Danish photographer Thilde Jensen came to New York City in 1997. Six years later her life and career was cut short by a sudden development of severe Multiple Chemical Sensitivities (MCS). The urban life she had previously navigated with ease transformed into a toxic war zone. Her immune system crashed, forcing her unto a survivalistic journey, unravelling the comfort and construct of her previous life. The ensuing years were a lesson in basic survival – camping in the woods, while wearing a respirator when entering supermarkets, doctors’ offices, and banks. To her surprise an otherwise invisible subculture of people emerged who shared this isolated existence. Her photographs are a personal account of life on the edge of modern civilization as one of the human canaries, the first casualties to a ubiquitous synthetic chemical culture. Of her series ‘Canaries’ Thilde writes:

‘Since World War II the production and use of synthetic chemicals has exploded.

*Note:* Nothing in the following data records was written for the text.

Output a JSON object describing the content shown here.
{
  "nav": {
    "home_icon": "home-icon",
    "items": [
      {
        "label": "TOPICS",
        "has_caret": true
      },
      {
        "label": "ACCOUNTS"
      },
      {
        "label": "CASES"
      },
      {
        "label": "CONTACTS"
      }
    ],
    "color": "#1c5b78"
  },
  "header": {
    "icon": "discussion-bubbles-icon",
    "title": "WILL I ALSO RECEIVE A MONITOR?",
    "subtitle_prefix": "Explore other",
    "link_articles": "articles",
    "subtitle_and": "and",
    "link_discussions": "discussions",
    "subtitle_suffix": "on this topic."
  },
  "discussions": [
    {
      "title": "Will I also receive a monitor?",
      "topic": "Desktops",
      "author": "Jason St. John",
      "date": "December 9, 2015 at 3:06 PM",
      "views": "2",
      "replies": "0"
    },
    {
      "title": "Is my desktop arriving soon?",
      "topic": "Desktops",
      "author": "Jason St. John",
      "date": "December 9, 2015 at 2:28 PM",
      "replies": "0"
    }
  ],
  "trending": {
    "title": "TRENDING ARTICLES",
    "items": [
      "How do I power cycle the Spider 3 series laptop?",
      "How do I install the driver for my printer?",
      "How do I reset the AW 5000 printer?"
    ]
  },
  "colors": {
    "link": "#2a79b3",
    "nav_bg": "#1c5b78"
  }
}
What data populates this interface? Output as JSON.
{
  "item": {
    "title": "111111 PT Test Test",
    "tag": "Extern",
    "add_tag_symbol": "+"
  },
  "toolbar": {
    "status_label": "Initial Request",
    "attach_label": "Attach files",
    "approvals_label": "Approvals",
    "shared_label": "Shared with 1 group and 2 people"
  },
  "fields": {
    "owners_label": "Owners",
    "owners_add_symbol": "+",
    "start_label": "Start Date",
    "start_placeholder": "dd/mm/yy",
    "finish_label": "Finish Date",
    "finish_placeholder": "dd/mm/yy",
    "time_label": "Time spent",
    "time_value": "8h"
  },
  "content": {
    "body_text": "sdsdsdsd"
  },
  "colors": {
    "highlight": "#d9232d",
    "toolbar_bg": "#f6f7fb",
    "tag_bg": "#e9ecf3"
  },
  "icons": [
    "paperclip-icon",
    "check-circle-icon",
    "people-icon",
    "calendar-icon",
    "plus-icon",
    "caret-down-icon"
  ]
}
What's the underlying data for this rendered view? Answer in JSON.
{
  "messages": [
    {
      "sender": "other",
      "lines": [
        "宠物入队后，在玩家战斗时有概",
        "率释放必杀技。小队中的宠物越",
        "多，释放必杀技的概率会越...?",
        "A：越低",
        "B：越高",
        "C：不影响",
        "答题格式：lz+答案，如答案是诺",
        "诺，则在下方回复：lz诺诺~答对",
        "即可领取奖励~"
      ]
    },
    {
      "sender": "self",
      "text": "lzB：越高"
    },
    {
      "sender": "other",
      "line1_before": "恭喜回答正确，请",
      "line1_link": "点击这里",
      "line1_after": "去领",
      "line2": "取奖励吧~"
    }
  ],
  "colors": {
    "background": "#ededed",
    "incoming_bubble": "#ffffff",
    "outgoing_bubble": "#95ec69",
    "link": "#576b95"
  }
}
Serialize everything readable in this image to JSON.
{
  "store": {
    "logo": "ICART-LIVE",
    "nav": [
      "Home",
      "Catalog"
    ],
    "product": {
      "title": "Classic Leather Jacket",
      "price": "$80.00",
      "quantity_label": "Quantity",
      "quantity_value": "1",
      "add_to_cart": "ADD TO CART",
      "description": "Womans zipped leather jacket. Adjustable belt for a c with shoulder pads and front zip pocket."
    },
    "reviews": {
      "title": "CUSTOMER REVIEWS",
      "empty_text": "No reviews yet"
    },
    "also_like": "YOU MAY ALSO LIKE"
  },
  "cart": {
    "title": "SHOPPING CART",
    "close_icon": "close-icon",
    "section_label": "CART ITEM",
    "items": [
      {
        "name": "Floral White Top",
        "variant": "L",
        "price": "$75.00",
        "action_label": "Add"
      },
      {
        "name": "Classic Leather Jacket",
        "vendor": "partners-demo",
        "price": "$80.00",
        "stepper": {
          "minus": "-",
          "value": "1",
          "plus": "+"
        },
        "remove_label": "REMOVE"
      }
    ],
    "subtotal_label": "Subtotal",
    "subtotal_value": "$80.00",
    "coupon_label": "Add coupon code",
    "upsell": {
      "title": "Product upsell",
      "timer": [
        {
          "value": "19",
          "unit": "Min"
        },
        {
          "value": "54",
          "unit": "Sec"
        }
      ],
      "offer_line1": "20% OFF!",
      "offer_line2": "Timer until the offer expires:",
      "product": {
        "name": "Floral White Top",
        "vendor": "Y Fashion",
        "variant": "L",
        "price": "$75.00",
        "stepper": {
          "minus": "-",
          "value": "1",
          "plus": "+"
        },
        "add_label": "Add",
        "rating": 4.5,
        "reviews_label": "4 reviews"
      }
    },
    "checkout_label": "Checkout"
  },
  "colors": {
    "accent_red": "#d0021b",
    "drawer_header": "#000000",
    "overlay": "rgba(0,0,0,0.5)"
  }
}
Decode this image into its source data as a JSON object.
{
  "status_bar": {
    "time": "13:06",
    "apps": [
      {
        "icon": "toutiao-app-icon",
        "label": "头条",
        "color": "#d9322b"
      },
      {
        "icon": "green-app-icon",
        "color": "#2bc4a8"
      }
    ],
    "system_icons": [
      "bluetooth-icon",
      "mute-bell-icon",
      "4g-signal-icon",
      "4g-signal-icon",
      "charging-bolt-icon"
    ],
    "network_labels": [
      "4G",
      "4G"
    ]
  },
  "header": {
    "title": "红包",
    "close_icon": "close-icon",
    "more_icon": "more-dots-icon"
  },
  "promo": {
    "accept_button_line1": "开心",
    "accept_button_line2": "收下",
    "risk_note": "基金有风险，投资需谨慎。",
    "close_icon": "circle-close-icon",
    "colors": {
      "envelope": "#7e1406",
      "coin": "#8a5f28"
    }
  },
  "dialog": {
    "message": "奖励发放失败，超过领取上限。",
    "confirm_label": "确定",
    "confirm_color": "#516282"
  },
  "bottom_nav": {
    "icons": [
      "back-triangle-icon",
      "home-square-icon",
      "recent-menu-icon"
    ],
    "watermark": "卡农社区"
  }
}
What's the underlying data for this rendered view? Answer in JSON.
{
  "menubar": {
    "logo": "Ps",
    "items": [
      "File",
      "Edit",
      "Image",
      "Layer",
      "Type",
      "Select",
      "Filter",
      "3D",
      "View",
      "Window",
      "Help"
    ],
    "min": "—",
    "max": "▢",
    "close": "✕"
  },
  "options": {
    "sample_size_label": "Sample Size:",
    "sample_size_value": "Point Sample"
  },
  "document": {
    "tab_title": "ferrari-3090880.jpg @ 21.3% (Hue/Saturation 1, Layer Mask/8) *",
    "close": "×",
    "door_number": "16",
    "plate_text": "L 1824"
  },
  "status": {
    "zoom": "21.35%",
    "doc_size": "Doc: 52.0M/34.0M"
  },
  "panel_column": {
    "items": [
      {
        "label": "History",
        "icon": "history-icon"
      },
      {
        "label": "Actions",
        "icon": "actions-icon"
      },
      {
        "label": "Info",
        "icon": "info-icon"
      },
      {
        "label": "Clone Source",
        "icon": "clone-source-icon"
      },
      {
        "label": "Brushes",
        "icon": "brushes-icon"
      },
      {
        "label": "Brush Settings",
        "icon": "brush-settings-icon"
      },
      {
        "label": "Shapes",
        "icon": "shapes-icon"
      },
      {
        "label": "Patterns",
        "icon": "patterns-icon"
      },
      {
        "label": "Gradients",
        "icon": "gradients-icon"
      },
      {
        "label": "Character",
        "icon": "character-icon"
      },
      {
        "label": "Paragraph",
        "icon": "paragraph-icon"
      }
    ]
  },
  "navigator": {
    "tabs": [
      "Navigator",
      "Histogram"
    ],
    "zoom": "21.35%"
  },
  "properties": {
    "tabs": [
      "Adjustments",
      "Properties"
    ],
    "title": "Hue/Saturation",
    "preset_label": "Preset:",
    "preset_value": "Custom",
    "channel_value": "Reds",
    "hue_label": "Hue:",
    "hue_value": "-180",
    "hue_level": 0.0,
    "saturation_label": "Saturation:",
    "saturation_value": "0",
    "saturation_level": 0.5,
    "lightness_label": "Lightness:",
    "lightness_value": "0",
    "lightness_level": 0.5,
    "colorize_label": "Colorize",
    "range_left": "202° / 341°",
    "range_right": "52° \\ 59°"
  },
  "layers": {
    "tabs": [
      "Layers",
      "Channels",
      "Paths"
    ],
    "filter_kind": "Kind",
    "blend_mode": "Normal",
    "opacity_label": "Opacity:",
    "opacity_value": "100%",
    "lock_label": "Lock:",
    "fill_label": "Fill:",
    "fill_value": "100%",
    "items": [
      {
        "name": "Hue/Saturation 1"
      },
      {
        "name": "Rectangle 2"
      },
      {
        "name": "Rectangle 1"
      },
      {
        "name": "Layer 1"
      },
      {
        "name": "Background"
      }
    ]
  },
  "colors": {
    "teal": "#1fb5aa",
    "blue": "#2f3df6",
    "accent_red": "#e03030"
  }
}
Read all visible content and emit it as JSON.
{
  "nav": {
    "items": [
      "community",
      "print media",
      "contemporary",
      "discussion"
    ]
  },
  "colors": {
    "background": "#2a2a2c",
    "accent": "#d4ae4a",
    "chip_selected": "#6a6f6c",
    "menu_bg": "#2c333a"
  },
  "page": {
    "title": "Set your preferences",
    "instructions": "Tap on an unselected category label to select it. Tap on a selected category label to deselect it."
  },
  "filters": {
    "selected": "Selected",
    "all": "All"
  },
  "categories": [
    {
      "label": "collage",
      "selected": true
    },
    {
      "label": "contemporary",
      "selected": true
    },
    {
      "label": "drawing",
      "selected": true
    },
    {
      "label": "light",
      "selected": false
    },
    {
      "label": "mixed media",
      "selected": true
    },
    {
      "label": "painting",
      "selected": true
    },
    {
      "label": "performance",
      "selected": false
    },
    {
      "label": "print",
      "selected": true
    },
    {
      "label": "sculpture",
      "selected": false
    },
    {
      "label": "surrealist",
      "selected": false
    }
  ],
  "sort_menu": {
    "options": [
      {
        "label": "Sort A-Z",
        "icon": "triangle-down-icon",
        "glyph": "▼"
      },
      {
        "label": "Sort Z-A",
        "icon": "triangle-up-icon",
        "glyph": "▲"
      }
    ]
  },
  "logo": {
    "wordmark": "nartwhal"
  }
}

During the course of an average day, people come in contact with a host of chemicals – Just walking into a supermarket one might be breathing as many as 20,000 different synthetic compounds. As a result of the prevalence of these synthetic chemicals, it is believed that more than ten million Americans have developed a disabling condition called Multiple Chemical Sensitivity, (MCS).

MCS is a condition where our immune and central nervous system goes into extreme reactions when exposed to small amounts of daily chemicals like perfume, cleaning products, car exhaust, construction materials and pesticides. In addition, some people also react to light, fabrics, food and electromagnetic fields as emitted by computers, phones, cell towers, cars and florescent lights – making life a near impossibility. Many people with MCS are forced to live in remote areas in tents, cars, or trailers. Others are prisoners of their homes, with advanced air filter systems to keep outside air from contaminating their breathing space’.